Over a two-year period, an extreme drought in Colorado and much of the West dried up farmers’ fields, lowered water levels in reservoirs, fueled extreme wildfires and left flows dangerously low.
Historically, an exceptional drought like the one that hit the western US between 2020 and 2022 happened less than once every thousand years.
But warmer temperatures due to climate change could see similar megadroughts occur once every six years by the end of the century if people continue as usual, research shows published earlier this month in the journal Science Advances.
“Today’s droughts and the droughts of the future will not look like the droughts of the past,” said Joel Lisonbee, a scientist at the Cooperative Institute for Research in Environmental Sciences at the University of Colorado Boulder and with the National Oceanic and Atmospheric Administration and the National Integrated Drought Information System.
He and a team of other researchers from UCLA and NOAA wanted to know whether the megadrought that ravaged the West from 2000 to 2022 was a natural variation in the weather or fueled by climate change. They also delved deeper into the extreme drought that occurred between 2020 and 2022.
The findings? Higher temperatures due to climate change made conditions significantly worse.
Even if precipitation patterns do not change in the future, higher temperatures alone will lead to more droughts. According to the research, droughts will last longer, cover larger areas and become more extreme as the climate warms.
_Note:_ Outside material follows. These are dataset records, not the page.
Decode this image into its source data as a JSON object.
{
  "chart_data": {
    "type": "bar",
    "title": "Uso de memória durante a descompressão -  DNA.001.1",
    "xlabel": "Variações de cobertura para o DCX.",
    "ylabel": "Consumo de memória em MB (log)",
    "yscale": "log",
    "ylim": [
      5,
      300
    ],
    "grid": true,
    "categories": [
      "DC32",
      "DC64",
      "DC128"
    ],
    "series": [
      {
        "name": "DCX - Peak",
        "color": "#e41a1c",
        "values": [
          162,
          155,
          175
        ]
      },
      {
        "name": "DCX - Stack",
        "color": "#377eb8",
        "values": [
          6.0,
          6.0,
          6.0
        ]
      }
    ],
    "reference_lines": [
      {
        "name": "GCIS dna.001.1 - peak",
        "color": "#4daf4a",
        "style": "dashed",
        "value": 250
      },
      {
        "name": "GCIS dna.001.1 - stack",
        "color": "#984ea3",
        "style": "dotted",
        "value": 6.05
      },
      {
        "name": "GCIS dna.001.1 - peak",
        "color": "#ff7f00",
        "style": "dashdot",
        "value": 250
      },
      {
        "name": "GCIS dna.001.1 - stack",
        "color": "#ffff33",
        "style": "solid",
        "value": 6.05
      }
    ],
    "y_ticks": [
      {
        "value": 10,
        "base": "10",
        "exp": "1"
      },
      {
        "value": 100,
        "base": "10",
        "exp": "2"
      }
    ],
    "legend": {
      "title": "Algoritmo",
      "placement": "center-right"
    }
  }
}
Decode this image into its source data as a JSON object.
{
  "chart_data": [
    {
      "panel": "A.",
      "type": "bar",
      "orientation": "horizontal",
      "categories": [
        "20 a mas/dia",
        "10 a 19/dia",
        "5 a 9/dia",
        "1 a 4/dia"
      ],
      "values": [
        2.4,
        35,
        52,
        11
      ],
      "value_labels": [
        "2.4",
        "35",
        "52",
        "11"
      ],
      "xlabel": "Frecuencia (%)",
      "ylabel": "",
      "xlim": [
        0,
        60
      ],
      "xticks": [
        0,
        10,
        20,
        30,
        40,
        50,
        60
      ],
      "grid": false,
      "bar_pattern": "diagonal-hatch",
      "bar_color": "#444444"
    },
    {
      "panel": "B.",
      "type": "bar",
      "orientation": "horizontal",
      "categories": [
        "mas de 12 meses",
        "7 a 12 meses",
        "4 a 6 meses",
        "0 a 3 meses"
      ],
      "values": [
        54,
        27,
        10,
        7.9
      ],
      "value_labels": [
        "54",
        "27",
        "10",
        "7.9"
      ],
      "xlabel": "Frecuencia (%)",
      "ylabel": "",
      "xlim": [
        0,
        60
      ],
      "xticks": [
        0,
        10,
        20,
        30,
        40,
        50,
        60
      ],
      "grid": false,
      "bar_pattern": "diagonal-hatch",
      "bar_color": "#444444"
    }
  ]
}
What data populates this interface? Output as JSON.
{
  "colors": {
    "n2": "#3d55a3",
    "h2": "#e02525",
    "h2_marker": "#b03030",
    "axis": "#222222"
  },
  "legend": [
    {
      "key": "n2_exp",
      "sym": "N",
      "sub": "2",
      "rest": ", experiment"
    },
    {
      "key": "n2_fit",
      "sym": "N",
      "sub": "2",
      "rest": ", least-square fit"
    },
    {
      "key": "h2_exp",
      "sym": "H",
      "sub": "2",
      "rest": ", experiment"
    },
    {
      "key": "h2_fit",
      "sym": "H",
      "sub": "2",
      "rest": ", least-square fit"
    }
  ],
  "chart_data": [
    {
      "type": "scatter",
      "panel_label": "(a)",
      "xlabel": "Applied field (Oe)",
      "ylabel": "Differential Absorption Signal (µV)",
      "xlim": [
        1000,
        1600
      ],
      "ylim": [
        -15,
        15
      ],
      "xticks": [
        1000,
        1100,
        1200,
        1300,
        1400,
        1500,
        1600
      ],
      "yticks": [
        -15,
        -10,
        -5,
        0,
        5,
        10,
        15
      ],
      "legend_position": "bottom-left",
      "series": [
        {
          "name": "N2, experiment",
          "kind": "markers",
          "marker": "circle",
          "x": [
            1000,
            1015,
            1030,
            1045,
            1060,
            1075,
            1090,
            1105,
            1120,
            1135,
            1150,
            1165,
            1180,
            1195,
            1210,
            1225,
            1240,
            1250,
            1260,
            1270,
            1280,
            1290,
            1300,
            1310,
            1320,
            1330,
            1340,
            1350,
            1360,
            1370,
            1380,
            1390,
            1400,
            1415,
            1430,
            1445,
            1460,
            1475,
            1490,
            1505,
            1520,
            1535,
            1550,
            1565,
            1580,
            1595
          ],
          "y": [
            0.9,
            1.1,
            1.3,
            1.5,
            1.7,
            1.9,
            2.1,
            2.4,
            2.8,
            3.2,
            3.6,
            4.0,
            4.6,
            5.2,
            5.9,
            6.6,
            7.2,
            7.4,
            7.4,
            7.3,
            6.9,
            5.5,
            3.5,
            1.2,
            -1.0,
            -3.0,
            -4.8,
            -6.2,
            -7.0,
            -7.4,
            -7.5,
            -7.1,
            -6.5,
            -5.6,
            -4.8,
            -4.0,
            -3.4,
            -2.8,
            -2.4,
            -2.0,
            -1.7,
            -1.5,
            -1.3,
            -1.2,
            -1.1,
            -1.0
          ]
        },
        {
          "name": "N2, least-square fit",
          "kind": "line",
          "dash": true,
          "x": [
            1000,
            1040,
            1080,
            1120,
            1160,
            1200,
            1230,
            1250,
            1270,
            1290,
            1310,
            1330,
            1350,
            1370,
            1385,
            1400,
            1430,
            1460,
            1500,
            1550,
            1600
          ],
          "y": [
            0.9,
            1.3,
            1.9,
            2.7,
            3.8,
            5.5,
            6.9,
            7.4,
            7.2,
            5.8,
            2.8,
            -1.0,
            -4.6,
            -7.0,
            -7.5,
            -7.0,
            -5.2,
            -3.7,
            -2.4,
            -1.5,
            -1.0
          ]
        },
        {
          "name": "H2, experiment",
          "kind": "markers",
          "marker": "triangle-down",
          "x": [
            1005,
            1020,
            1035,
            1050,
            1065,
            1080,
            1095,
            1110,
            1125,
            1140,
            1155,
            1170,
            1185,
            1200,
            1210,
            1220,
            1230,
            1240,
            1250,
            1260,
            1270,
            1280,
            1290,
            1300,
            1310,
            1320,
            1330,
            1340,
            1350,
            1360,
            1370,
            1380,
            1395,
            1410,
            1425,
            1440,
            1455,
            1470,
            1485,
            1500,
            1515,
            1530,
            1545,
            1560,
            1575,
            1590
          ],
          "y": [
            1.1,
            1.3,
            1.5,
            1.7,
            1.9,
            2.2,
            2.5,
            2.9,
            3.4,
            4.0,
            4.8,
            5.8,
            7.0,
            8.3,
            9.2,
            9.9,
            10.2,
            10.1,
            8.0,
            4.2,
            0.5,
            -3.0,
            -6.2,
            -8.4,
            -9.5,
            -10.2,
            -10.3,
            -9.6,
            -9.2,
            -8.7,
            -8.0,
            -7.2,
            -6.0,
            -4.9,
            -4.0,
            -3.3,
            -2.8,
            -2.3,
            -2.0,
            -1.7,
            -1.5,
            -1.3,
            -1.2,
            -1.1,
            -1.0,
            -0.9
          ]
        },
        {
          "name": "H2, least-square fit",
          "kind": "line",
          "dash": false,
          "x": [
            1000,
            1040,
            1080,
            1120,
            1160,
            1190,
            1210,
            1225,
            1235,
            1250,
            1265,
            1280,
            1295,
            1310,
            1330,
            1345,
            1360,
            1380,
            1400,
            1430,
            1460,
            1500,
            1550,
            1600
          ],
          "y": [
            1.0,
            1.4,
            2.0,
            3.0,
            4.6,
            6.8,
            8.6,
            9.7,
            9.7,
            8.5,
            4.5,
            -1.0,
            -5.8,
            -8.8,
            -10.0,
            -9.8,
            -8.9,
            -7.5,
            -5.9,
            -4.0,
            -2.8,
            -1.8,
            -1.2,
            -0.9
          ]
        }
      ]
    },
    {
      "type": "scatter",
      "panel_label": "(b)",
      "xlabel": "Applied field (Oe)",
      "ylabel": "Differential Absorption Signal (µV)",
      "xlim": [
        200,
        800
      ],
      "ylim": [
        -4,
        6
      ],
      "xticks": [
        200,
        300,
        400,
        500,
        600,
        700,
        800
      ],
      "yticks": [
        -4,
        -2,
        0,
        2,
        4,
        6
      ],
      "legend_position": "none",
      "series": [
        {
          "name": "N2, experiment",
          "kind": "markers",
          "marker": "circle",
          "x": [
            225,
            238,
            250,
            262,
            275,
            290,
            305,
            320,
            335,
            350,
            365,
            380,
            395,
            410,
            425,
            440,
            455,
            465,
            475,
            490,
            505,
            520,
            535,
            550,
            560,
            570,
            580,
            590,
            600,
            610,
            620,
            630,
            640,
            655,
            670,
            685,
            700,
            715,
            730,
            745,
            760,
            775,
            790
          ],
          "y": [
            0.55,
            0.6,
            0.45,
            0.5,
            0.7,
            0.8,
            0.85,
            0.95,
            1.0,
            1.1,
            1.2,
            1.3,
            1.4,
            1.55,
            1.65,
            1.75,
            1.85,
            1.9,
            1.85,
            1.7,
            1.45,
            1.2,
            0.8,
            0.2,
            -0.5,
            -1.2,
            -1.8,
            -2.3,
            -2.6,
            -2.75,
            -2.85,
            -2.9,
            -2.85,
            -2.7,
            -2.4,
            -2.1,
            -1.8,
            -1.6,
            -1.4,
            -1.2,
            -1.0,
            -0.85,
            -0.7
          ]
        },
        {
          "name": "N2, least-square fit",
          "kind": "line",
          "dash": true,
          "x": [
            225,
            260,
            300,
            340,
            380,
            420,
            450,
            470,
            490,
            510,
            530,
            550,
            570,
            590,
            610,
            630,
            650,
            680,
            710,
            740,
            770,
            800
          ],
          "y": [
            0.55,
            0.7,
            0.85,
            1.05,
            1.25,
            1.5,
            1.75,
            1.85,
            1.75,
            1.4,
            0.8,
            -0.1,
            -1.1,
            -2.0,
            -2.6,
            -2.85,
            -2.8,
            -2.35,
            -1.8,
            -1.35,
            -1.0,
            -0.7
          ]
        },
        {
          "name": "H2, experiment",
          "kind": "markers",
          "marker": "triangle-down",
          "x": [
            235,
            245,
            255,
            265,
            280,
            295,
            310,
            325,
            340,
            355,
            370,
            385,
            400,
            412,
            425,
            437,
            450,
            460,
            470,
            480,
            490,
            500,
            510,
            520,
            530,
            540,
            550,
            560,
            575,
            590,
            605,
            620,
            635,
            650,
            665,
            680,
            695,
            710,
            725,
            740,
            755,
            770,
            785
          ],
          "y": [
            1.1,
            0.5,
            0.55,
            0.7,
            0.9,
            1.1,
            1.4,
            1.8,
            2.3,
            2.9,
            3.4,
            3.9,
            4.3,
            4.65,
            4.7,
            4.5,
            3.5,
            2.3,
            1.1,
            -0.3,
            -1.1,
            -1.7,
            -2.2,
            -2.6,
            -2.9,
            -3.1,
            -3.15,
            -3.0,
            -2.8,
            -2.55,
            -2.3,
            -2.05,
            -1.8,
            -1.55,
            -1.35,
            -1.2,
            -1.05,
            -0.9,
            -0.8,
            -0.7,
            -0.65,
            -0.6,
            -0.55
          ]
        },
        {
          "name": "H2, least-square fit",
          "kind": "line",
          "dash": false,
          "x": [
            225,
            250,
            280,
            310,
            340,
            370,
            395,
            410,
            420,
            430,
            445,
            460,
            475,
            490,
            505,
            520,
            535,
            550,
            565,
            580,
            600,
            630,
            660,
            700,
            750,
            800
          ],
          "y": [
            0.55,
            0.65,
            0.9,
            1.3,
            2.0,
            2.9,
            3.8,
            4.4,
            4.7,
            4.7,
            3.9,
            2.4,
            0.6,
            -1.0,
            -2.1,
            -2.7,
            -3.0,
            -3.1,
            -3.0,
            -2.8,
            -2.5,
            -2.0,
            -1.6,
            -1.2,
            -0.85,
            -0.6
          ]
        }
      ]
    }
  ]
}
During the 2020 to 2022 drought, increased evaporation accounted for 61% of the severity in the West, while lack of precipitation accounted for 39%, the study said.
In Colorado, the drought of those years fueled the state’s three largest wildfires ever recorded burned more than 541,000 acres. Even after those fires were extinguished, environmental damage caused mudslides that blocked and caused Interstate 70 deadly flash floods.
Dry conditions helped fuel the 2021 Marshall Fire in Boulder County, even into December. It destroyed more than 1,000 homes and is considered the most destructive wildfire in state history.
Smoke from fires here and across the West has dropped air quality on the Front Range to some of the worst in the world on some days.
In 2020, every county in Colorado experienced severe drought. In 2021, Gov. Jared Polis has declared a state of emergency due to the drought affecting 21 provinces on the Western Slope.
“If that period had not been as hot as it is now, we would still have had a drought, but it would have been much less severe,” Lisonbee said.
Higher temperatures also created a cyclical feedback loop.
Warmer atmospheres can hold more water vapor before the water is released as rain or snow. So as the planet warms, more water will evaporate from the surface and stay in the atmosphere longer, reducing precipitation.
“This isn’t something you could build with bigger reservoirs or something you can prevent, because as the atmosphere gets warmer it’s just going to suck in more moisture everywhere,” said Rong Fu, professor of atmospheric and oceanic sciences at UCLA and the corresponding author of the study. “The only way to prevent this is to stop the temperature rise, which means we have to stop emitting greenhouse gases.”